In Solid Freeform Fabrication (SFF) processes involving thermal deposition, thermal control of the process is critical for obtaining consistent build conditions and limiting residual stress-induced tolerance losses. This thesis investigates the effects of changes in process variables and part geometry on melt pool size and a defined temperature gradient which are key parameters linked to build conditions and residual stress respectively. The principal application of this thesis is to Laser Engineered Net Shaping (LENS) process, the SFF process developed at Sandia National Laboratories. In LENS, fully dense metal parts are constructed by continuous injection of metallic powder into a pool of molten metal created by a focused laser beam. The laser beam is slowly moved to trace out the geometry of the desire part. In addition to LENS, the general approach and many findings of this research are applicable to any SFF process involving a moving heat source and to laser welding processes.; In this thesis, nondimensionalized plots (termed process maps) are developed from thermomechanical finite element simulations of a laser-based thermal deposition process using temperature-dependent material properties of stainless steel.
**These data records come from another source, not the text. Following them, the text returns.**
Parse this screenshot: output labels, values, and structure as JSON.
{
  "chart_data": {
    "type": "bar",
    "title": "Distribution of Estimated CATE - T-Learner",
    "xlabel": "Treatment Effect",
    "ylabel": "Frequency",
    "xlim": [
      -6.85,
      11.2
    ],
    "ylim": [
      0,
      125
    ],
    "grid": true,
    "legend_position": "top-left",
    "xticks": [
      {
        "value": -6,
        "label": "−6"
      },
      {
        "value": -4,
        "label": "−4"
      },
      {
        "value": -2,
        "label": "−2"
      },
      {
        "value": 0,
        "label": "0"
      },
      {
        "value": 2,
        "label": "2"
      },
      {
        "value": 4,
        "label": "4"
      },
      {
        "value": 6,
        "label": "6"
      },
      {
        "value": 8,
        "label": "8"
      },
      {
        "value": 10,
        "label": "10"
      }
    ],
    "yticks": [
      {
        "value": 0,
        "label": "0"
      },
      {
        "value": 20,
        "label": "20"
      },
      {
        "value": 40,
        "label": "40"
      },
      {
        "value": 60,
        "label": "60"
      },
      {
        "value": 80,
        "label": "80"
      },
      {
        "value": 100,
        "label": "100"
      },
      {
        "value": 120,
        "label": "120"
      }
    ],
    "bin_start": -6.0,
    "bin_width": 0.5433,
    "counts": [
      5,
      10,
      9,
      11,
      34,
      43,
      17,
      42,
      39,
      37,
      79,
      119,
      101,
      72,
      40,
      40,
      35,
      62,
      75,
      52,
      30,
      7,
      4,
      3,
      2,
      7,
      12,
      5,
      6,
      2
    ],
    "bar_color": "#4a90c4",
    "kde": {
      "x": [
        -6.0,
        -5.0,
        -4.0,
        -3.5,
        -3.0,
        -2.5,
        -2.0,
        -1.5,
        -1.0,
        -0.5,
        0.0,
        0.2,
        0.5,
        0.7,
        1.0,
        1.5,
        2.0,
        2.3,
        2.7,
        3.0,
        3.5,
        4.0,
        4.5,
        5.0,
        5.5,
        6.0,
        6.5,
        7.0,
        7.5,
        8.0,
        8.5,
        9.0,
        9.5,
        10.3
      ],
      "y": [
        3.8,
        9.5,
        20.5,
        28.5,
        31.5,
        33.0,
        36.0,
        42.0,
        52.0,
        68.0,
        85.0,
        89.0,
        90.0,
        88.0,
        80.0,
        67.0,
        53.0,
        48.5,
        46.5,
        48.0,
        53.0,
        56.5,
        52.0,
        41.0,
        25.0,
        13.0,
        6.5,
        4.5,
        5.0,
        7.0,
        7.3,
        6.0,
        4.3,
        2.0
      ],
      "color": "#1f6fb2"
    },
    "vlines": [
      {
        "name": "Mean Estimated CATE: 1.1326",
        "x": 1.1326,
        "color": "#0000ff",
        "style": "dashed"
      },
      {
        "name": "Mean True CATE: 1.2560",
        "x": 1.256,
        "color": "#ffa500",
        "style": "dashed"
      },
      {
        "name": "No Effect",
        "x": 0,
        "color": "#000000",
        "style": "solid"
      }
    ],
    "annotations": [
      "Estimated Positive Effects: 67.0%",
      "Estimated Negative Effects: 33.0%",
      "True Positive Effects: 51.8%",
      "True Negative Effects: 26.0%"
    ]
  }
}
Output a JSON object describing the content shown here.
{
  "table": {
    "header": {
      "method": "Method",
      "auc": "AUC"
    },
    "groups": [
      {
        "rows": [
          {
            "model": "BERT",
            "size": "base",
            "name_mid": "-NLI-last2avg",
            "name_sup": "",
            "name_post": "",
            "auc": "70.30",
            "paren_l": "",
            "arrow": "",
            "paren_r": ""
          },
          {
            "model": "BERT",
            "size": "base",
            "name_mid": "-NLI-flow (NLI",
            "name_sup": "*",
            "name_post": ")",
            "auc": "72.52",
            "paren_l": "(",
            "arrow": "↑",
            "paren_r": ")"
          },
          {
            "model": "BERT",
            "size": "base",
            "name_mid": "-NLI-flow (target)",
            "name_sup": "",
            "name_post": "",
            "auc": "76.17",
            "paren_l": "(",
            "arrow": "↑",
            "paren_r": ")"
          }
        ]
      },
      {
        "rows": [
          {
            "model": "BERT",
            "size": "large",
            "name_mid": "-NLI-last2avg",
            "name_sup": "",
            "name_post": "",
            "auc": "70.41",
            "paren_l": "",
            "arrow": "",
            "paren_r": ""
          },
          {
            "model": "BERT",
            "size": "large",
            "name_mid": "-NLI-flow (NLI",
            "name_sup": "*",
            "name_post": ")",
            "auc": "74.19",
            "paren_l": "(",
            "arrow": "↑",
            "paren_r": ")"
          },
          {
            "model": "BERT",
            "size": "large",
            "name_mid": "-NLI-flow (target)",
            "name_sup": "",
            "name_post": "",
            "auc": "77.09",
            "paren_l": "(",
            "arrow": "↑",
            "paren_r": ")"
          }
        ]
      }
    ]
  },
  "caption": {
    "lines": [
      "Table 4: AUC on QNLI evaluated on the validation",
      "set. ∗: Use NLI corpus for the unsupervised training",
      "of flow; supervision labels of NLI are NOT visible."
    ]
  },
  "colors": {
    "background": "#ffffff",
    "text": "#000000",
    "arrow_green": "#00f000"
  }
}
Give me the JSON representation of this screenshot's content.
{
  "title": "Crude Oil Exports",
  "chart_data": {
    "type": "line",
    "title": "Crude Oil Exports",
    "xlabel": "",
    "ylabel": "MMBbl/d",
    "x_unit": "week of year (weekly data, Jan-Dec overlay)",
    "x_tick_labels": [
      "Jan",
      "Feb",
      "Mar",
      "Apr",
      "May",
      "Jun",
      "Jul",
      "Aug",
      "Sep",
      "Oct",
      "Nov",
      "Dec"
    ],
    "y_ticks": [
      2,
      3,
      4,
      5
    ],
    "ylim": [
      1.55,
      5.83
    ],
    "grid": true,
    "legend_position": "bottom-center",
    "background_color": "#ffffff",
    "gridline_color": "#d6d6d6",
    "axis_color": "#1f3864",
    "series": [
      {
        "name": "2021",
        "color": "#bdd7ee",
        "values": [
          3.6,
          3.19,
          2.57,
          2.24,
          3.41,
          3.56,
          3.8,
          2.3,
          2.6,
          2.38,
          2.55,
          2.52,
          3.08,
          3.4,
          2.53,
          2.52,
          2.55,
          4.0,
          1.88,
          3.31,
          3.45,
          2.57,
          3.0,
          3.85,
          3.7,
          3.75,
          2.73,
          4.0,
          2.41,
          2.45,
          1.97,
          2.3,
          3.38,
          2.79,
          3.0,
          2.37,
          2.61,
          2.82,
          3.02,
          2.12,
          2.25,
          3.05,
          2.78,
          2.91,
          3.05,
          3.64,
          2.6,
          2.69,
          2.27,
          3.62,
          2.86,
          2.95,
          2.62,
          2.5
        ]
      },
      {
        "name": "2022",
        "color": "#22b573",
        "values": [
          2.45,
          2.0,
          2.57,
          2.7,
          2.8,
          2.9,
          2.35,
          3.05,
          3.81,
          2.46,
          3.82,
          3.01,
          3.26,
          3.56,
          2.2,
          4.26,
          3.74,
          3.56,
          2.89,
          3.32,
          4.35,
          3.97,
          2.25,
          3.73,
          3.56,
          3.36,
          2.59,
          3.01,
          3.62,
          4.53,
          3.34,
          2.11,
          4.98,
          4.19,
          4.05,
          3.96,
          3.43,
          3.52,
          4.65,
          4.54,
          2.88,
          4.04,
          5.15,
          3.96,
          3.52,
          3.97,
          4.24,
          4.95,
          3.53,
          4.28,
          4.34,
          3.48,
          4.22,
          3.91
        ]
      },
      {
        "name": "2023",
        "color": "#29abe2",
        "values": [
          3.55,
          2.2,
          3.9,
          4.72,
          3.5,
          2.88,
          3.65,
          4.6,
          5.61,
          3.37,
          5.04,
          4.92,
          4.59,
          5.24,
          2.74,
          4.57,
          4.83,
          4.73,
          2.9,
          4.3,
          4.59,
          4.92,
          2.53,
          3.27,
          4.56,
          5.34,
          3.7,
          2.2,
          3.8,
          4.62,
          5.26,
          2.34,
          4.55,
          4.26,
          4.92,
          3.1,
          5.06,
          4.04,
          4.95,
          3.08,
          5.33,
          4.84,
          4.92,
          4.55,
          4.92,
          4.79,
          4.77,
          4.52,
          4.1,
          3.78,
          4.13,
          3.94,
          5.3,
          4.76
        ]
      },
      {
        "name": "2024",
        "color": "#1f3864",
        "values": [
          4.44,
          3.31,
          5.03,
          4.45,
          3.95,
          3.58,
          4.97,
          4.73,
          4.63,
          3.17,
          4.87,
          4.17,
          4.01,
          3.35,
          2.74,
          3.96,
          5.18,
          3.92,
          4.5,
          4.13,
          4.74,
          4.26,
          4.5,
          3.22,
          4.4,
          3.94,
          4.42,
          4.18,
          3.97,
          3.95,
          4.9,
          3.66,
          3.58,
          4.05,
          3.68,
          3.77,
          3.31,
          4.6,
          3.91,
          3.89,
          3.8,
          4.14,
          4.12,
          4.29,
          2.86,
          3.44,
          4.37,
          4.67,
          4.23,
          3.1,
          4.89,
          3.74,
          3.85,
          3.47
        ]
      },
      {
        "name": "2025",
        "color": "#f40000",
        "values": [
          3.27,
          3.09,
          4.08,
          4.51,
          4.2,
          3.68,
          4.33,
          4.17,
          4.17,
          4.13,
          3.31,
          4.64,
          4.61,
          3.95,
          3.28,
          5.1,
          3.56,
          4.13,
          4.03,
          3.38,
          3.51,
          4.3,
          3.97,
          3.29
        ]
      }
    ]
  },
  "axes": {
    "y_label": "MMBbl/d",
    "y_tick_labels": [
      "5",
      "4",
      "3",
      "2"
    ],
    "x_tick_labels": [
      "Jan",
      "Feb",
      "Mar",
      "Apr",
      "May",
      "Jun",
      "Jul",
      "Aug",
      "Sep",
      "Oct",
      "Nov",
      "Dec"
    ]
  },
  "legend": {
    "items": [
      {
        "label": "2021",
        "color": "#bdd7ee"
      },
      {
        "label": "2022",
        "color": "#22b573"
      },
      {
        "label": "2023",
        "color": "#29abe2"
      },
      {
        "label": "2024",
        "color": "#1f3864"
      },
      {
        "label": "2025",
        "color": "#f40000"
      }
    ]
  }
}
Use of a normalization technique based on analytical solutions of conductive heat transfer allows a large number of numerical results to be collapsed into an easily used format. Consequently, the errors caused by temperature-dependent properties are kept within acceptable limits. Procedures for developing and using of process maps are detailed for thin-walled and bulky structures. These two structures are fundamental geometries commonly fabricated by the LENS and other SFF processes. Predictions extracted from the developed process maps are also compared against available experimental results with reasonable agreement. The results of this thesis include comprehensive guidelines for maintaining optimal build conditions while limiting residual stress throughout the building of parts, as well as strategies to be applied during the transition between the thinwalled and bulky structures. In addition, the stress results demonstrate the link between a defined temperature gradient and thermally induced residual stress and identify the mechanisms for reducing the magnitude of residual stresses.